Aleksandar Necak’s grandmother Tereza Hacker with her daughter Suzana
My grandmother Tereza Hacker and my mother Suzana Hacker, 2 months old. The photo was made in Senta in 1915.
Tereza was born in 1885 in Senta to Moric and Sirina Bergel. She came from a considerably well-off Senta Jewish family. Her father, Moric Bergel, was a wheat trader in Senta who had his own mill and bakery. At the time there were laws forbidding Jews from owning land so he did not own any wheat fields. They say that he was "poziv na pogrom", "invited to the pogrom" because he had such a Jewish face. He was known to be very witty, constantly pulling practical jokes.

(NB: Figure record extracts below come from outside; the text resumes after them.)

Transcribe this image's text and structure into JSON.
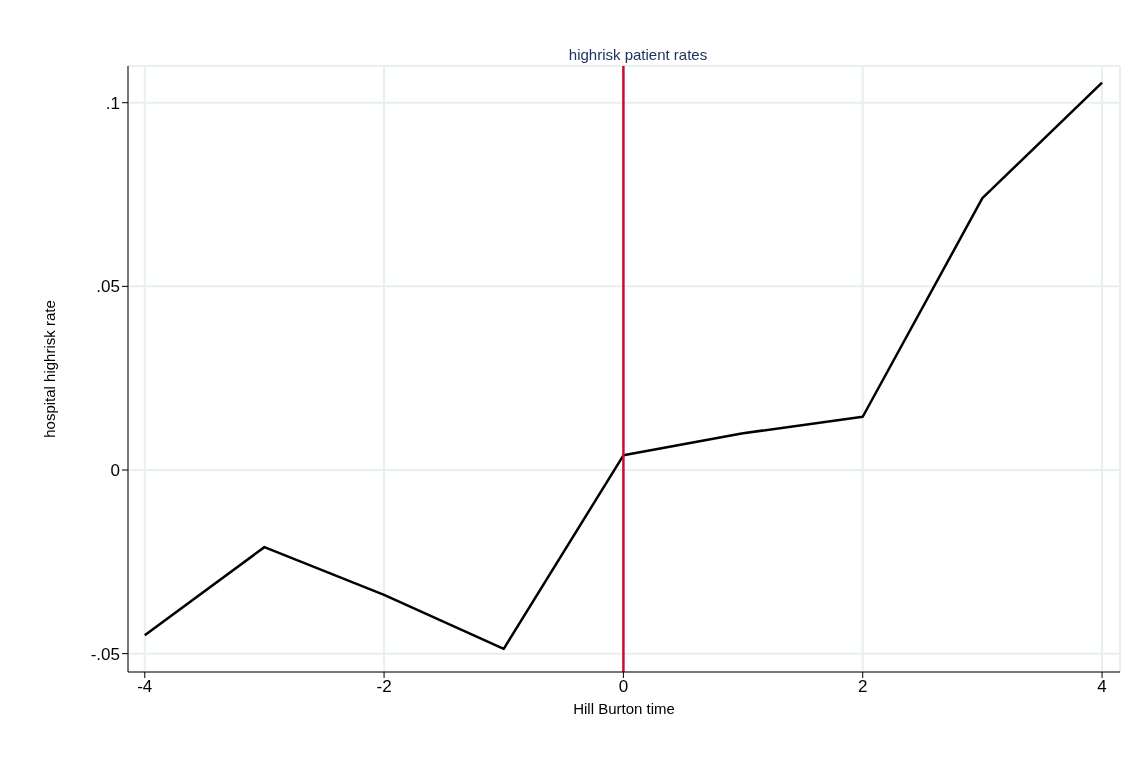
{
  "chart_data": {
    "type": "line",
    "title": "highrisk patient rates",
    "xlabel": "Hill Burton time",
    "ylabel": "hospital highrisk rate",
    "x": [
      -4,
      -3,
      -2,
      -1,
      0,
      1,
      2,
      3,
      4
    ],
    "series": [
      {
        "color": "#000000",
        "values": [
          -0.045,
          -0.021,
          -0.034,
          -0.0487,
          0.004,
          0.01,
          0.0145,
          0.074,
          0.1055
        ]
      }
    ],
    "xlim": [
      -4.14,
      4.15
    ],
    "xticks": [
      -4,
      -2,
      0,
      2,
      4
    ],
    "ylim": [
      -0.055,
      0.11
    ],
    "yticks": [
      {
        "value": -0.05,
        "label": "-.05"
      },
      0,
      {
        "value": 0.05,
        "label": ".05"
      },
      {
        "value": 0.1,
        "label": ".1"
      }
    ],
    "ref_lines": [
      {
        "axis": "x",
        "value": 0,
        "color": "#c8102e"
      }
    ],
    "grid": true,
    "legend": false,
    "marker": "none",
    "line_style": "solid"
  }
}
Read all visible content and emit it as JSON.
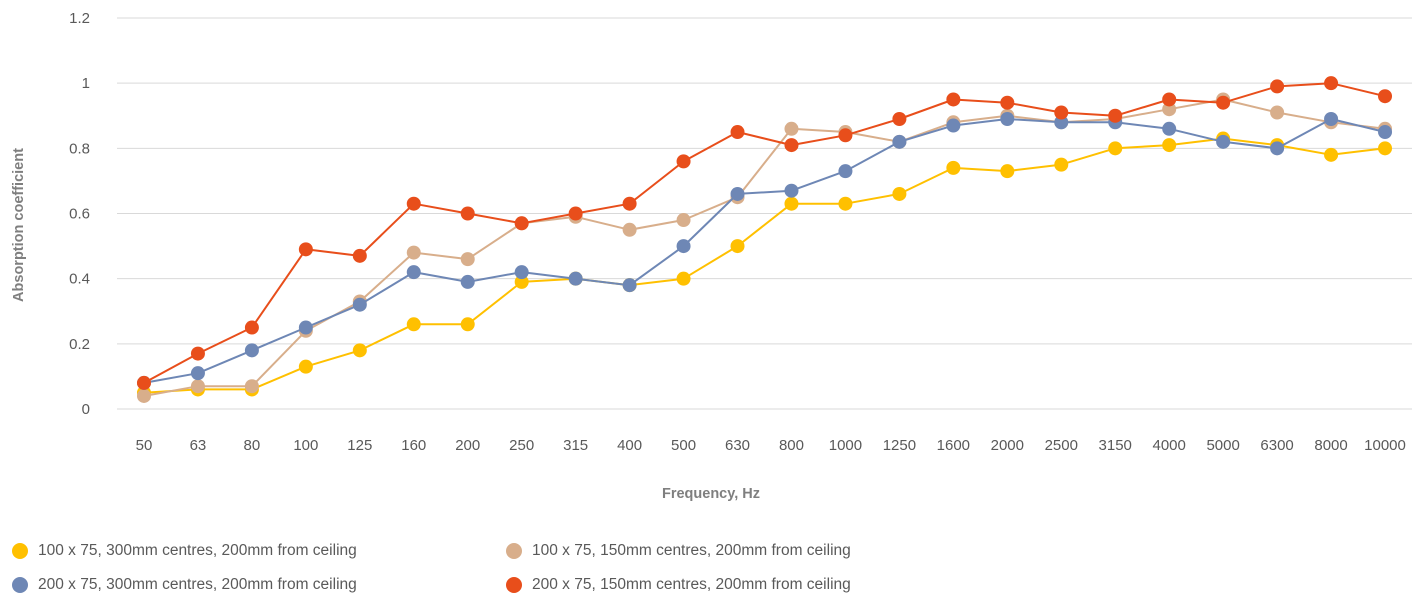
{
  "chart_data": {
    "type": "line",
    "title": "",
    "xlabel": "Frequency, Hz",
    "ylabel": "Absorption coefficient",
    "ylim": [
      0,
      1.2
    ],
    "yticks": [
      "0",
      "0.2",
      "0.4",
      "0.6",
      "0.8",
      "1",
      "1.2"
    ],
    "grid": true,
    "legend_position": "bottom",
    "categories": [
      "50",
      "63",
      "80",
      "100",
      "125",
      "160",
      "200",
      "250",
      "315",
      "400",
      "500",
      "630",
      "800",
      "1000",
      "1250",
      "1600",
      "2000",
      "2500",
      "3150",
      "4000",
      "5000",
      "6300",
      "8000",
      "10000"
    ],
    "series": [
      {
        "name": "100 x 75, 300mm centres, 200mm from ceiling",
        "color": "#FFC000",
        "values": [
          0.05,
          0.06,
          0.06,
          0.13,
          0.18,
          0.26,
          0.26,
          0.39,
          0.4,
          0.38,
          0.4,
          0.5,
          0.63,
          0.63,
          0.66,
          0.74,
          0.73,
          0.75,
          0.8,
          0.81,
          0.83,
          0.81,
          0.78,
          0.8
        ]
      },
      {
        "name": "100 x 75, 150mm centres, 200mm from ceiling",
        "color": "#D8AE8B",
        "values": [
          0.04,
          0.07,
          0.07,
          0.24,
          0.33,
          0.48,
          0.46,
          0.57,
          0.59,
          0.55,
          0.58,
          0.65,
          0.86,
          0.85,
          0.82,
          0.88,
          0.9,
          0.88,
          0.89,
          0.92,
          0.95,
          0.91,
          0.88,
          0.86
        ]
      },
      {
        "name": "200 x 75, 300mm centres, 200mm from ceiling",
        "color": "#6E87B5",
        "values": [
          0.08,
          0.11,
          0.18,
          0.25,
          0.32,
          0.42,
          0.39,
          0.42,
          0.4,
          0.38,
          0.5,
          0.66,
          0.67,
          0.73,
          0.82,
          0.87,
          0.89,
          0.88,
          0.88,
          0.86,
          0.82,
          0.8,
          0.89,
          0.85
        ]
      },
      {
        "name": "200 x 75, 150mm centres, 200mm from ceiling",
        "color": "#E84E1B",
        "values": [
          0.08,
          0.17,
          0.25,
          0.49,
          0.47,
          0.63,
          0.6,
          0.57,
          0.6,
          0.63,
          0.76,
          0.85,
          0.81,
          0.84,
          0.89,
          0.95,
          0.94,
          0.91,
          0.9,
          0.95,
          0.94,
          0.99,
          1.0,
          0.96
        ]
      }
    ]
  }
}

My grandmother was married to Kalman Hacker who worked as a professor of Greek and Latin in a Senta gymnasium. Tereza was much less observant than her husband and was further removed from the customs and practices of Judaism. Although she observed these practices at home, when traveling she would often not adhere to them. She traveled a great deal, most of the time on her own. Rarely, did she travel with her husband, my grandfather, who preferred to stay at home.
My mother was born in Senta on February 25, 1915 and raised there. She studied at the secular gymnasium in Subotica. In 1932, at the age of 17, she married Dusan Necak, a Serbian officer in the Royal Yugoslav Army who was stationed in Subotica. They were married in Prilep [Macedonia] in a Serbian Orthodox church. At the time of the marriage my mother changed her name to Dusanka Necak. She was not religious and did not observe any Jewish holidays or practices nor did she observe the Serbian Orthodox practices. They had two children, my sister Marina and me. As father was an officer in the army we moved around a lot during the pre-war years but regardless of where we were most of our friends were people from the Jewish community in that town. When I was born we were living in Novi Sad, and by the time the war started father was already permanently stationed and working in Belgrade.